The renewable PurPod100 is made of bio-plastics with a Keurig-compatible ring that is manufactured from coffee chaff—the skin of the coffee bean shed during the roasting process. The capsules, designed to brew coffee, cocoa, cider and tea, are undergoing the final stage of certification by the Biodegradable Products Institute, an independent non-profit certifier whose assessment of compostability is widely accepted by municipalities and waste processors. BPI subjects products to test conditions identical to landfills and recycling programs. Results are verified by NSF International prior to certification.
“Every single part of the PurPod100 is designed to be digestible by bacteria,” said Club Coffee c.e.o. John Pigott who worked with the University of Guelph to develop the capsules. “As a large manufacturer and distributor of packaged coffee, we have a responsibility to our customers, and to society, to reduce the environmental impact of our activities,” he said.

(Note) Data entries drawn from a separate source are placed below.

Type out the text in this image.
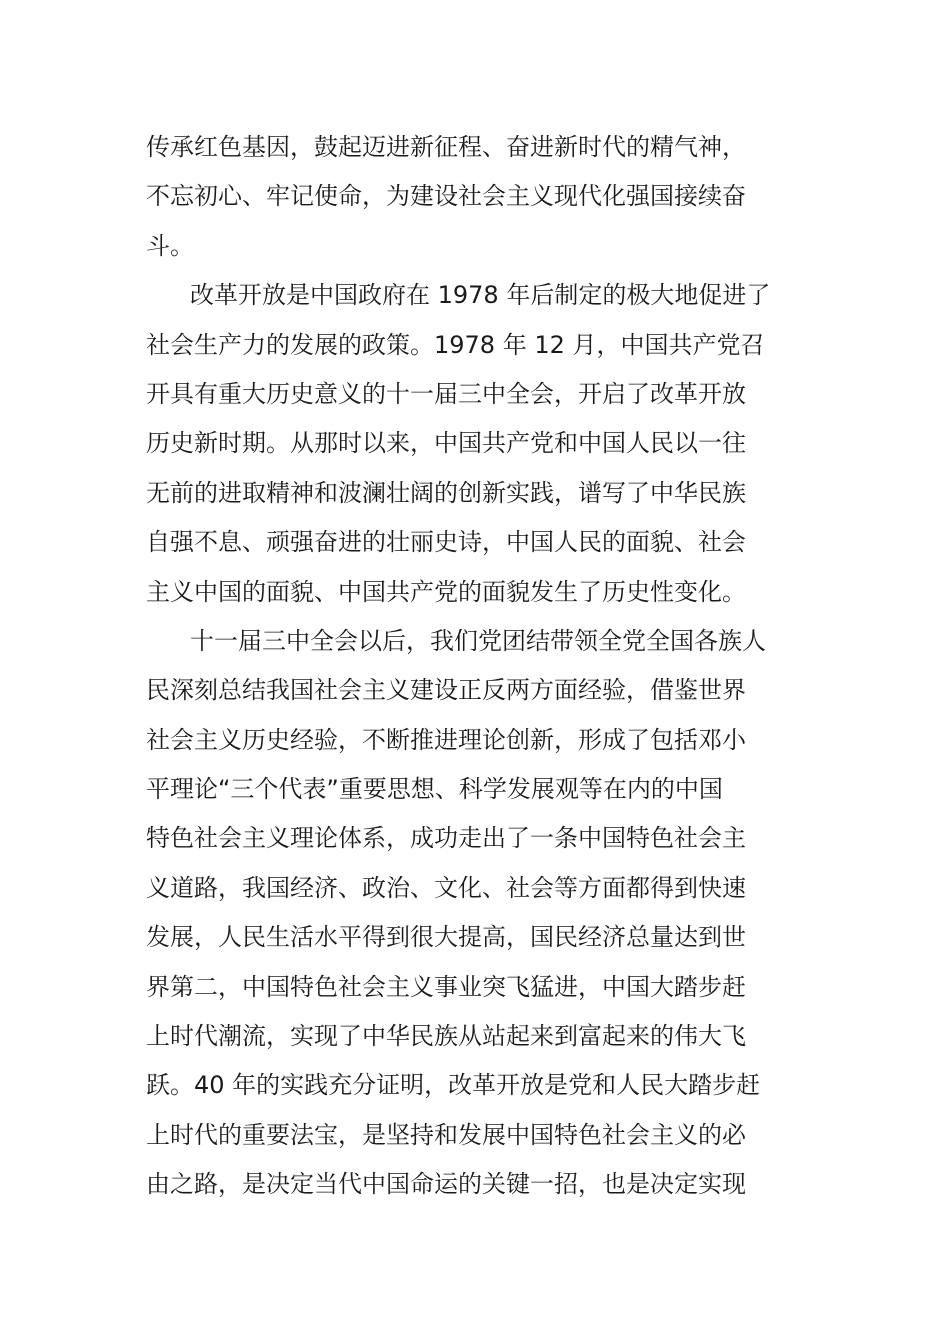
传承红色基因，鼓起迈进新征程、奋进新时代的精气神，
不忘初心、牢记使命，为建设社会主义现代化强国接续奋
斗。
改革开放是中国政府在 1978 年后制定的极大地促进了
社会生产力的发展的政策。1978 年 12 月，中国共产党召
开具有重大历史意义的十一届三中全会，开启了改革开放
历史新时期。从那时以来，中国共产党和中国人民以一往
无前的进取精神和波澜壮阔的创新实践，谱写了中华民族
自强不息、顽强奋进的壮丽史诗，中国人民的面貌、社会
主义中国的面貌、中国共产党的面貌发生了历史性变化。
十一届三中全会以后，我们党团结带领全党全国各族人
民深刻总结我国社会主义建设正反两方面经验，借鉴世界
社会主义历史经验，不断推进理论创新，形成了包括邓小
平理论“三个代表”重要思想、科学发展观等在内的中国
特色社会主义理论体系，成功走出了一条中国特色社会主
义道路，我国经济、政治、文化、社会等方面都得到快速
发展，人民生活水平得到很大提高，国民经济总量达到世
界第二，中国特色社会主义事业突飞猛进，中国大踏步赶
上时代潮流，实现了中华民族从站起来到富起来的伟大飞
跃。40 年的实践充分证明，改革开放是党和人民大踏步赶
上时代的重要法宝，是坚持和发展中国特色社会主义的必
由之路，是决定当代中国命运的关键一招，也是决定实现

Club, a leading provider of private label coffee, has invested $50 million in construction of a fill and packaging facility that attracted a commitment from Massimo Zanetti Beverage USA to package its Hills Bros. Coffee, Chock Full o’Nuts, and Kauai Coffee brands in PurPod 100 capsules. Boyd’s Coffee and Paramount Coffee as well as Copper Moon will use the pods for coffee and chai beginning in Q4 of this year.
“Many organic residuals and food scraps, such as coffee grounds, continue to be disposed of in landfills, rather than being diverted to commercial compost manufacturing facilities where they can serve as part of a valuable feedstock,” according to US Composting Council director of market development Al Rattie
“The creation of a certified, fully compostable coffee pod would be welcomed by those commercial compost manufacturing facilities that are permitted to accept such residuals,” adds Rattie.
“Science shows that composting is an effective and conscientious solution to this growing environmental problem. Recycling isn’t a convenient or well-developed solution because hot pods full of coffee grounds must be carefully separated and cleaned before collection. And biodegradation is too slow of a process, taking centuries to break down the billions of pods in landfills,” said Pigott.